DHS Completes Plans For Critical Infrastructure Protection
The U.S. Department of Homeland Security has announced the completion of 17 Sector-Specific Plans (SSPs) in support of the National Infrastructure Protection Plan (NIPP). The plan outlines a comprehensive risk management framework that defines critical infrastructure protection roles and responsibilities for all levels of government and private industry. Each SSP is tailored to the risk characteristics of that sector to promote greater consistency of protective programs and resources within the sectors.

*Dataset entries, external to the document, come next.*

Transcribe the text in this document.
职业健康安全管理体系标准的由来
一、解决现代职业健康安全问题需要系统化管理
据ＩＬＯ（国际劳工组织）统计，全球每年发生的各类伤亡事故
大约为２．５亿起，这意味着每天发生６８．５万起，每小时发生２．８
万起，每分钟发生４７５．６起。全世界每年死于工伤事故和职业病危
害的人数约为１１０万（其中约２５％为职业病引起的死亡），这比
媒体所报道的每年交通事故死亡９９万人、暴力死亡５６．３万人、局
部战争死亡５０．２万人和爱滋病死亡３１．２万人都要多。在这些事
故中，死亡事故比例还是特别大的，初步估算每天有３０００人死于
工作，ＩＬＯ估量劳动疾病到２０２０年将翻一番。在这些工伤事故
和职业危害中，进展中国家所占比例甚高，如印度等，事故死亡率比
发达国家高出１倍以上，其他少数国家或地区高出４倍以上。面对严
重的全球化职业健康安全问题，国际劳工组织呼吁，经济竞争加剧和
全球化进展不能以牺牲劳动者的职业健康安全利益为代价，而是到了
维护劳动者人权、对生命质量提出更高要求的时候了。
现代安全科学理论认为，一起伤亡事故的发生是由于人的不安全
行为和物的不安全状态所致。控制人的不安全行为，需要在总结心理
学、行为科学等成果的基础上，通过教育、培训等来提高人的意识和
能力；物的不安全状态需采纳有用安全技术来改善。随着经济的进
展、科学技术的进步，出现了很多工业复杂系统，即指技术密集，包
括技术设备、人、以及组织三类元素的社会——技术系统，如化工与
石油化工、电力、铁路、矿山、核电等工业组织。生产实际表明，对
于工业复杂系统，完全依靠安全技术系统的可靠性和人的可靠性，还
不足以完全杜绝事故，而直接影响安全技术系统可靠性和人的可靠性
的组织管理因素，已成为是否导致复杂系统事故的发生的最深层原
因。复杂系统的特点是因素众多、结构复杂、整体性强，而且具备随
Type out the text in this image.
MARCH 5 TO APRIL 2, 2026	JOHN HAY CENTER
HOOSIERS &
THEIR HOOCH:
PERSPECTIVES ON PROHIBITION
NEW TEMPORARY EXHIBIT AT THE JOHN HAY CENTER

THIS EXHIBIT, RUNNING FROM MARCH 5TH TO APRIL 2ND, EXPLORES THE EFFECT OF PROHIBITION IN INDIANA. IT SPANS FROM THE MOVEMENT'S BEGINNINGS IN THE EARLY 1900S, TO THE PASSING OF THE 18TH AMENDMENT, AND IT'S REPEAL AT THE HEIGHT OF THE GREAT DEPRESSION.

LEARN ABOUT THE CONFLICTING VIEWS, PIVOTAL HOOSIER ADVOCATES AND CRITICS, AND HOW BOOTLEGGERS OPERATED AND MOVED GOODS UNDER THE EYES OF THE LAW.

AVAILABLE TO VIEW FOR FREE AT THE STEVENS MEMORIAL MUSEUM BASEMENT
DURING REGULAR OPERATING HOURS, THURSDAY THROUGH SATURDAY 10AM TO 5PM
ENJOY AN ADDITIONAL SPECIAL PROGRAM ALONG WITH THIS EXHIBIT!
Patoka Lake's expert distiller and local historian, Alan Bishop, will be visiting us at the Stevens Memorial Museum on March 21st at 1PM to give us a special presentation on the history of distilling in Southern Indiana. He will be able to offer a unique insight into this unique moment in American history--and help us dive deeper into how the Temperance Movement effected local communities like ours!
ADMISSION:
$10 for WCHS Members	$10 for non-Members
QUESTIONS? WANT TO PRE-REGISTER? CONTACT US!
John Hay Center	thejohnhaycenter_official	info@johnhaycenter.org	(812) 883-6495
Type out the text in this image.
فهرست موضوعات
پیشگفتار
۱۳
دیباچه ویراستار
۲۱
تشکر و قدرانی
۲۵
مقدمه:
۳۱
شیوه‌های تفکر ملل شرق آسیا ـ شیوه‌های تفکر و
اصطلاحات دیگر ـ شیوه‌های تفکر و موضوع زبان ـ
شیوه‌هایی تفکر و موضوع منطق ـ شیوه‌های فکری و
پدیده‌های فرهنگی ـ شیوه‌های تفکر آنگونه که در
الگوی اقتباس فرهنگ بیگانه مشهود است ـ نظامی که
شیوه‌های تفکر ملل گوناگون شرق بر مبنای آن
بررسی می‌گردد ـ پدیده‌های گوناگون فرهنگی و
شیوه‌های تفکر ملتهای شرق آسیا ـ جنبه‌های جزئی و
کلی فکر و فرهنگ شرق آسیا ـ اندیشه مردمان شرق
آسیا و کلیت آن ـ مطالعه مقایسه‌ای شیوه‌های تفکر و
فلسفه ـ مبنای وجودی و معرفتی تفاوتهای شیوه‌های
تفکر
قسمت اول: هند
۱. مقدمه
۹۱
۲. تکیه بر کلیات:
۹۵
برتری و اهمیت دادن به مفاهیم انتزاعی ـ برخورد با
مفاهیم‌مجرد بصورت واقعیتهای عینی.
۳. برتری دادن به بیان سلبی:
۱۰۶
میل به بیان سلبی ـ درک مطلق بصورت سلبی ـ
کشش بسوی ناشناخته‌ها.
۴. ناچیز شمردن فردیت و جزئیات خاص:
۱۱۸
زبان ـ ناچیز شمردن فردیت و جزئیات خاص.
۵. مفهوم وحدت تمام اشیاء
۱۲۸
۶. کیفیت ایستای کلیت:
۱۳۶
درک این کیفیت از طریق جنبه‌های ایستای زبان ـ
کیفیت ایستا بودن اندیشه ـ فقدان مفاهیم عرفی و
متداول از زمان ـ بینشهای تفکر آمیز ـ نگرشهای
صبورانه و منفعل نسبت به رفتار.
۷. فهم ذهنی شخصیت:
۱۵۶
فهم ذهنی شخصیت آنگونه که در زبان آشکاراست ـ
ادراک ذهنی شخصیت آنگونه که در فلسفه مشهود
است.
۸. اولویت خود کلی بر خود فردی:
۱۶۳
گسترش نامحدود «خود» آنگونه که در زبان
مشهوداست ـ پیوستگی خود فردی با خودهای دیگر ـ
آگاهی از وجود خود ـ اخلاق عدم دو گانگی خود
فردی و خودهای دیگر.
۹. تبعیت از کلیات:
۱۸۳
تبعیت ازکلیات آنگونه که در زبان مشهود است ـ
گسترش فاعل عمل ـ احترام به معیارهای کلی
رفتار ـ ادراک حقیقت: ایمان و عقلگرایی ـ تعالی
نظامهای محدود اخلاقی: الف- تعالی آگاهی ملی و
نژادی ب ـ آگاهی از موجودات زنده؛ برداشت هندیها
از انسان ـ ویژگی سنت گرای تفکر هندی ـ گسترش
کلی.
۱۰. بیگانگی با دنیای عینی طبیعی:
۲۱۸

“The consequences of an assault against America’s vast network of critical infrastructure sites could be dire, both in loss of life and in economic impact,” says Homeland Security Secretary Michael Chertoff. “At the same time, we must avoid imposing onerous security measures that would damage or make economically impractical the very systems that we’re trying to protect. The security roadmap reflects unprecedented coordination among the public and private sectors. These plans are already significantly strengthening vital infrastructure and reducing vulnerability to all hazards — terrorist attack and natural disaster alike.”
Homeland Security Presidential Directive 7 identified 17 critical infrastructure and key resource sectors that require protective actions to prepare for, or mitigate against, a terrorist attack or other hazards. The sectors are: agriculture and food; banking and finance; chemical; commercial facilities; commercial nuclear reactors, including materials and waste; dams; defense industrial base; drinking water and water treatment systems; emergency services; energy; government facilities; information technology; national monuments and icons; postal and shipping; public health and healthcare; telecommunications; and transportation systems including mass transit, aviation, maritime, ground or surface, rail and pipeline systems.
The vast majority of the nation’s critical infrastructure is owned and operated by private industry. SSPs define roles and responsibilities, catalog existing security authorities, institutionalize already existing security partnerships and establish the strategic objectives required to achieve a level of risk reduction appropriate to each individual sector. Each SPP also establishes a sector-specific risk-reduction consultative network to exchange best practices and facilitate rapid threat-based information sharing among the federal, state, local, tribal and private sectors. Strategic objectives include:
* Protecting critical sector assets, systems, networks and functions prior to a terrorist attack or natural disaster;
* Rapidly reconstituting critical assets, systems and networks after an incident;
* Planning for emergencies and updating response plans;
* Ensuring timely, relevant and accurate threat information sharing between the law enforcement and intelligence communities and key decision makers in the sector; and
* Educating stakeholders on infrastructure resiliency and risk management practices.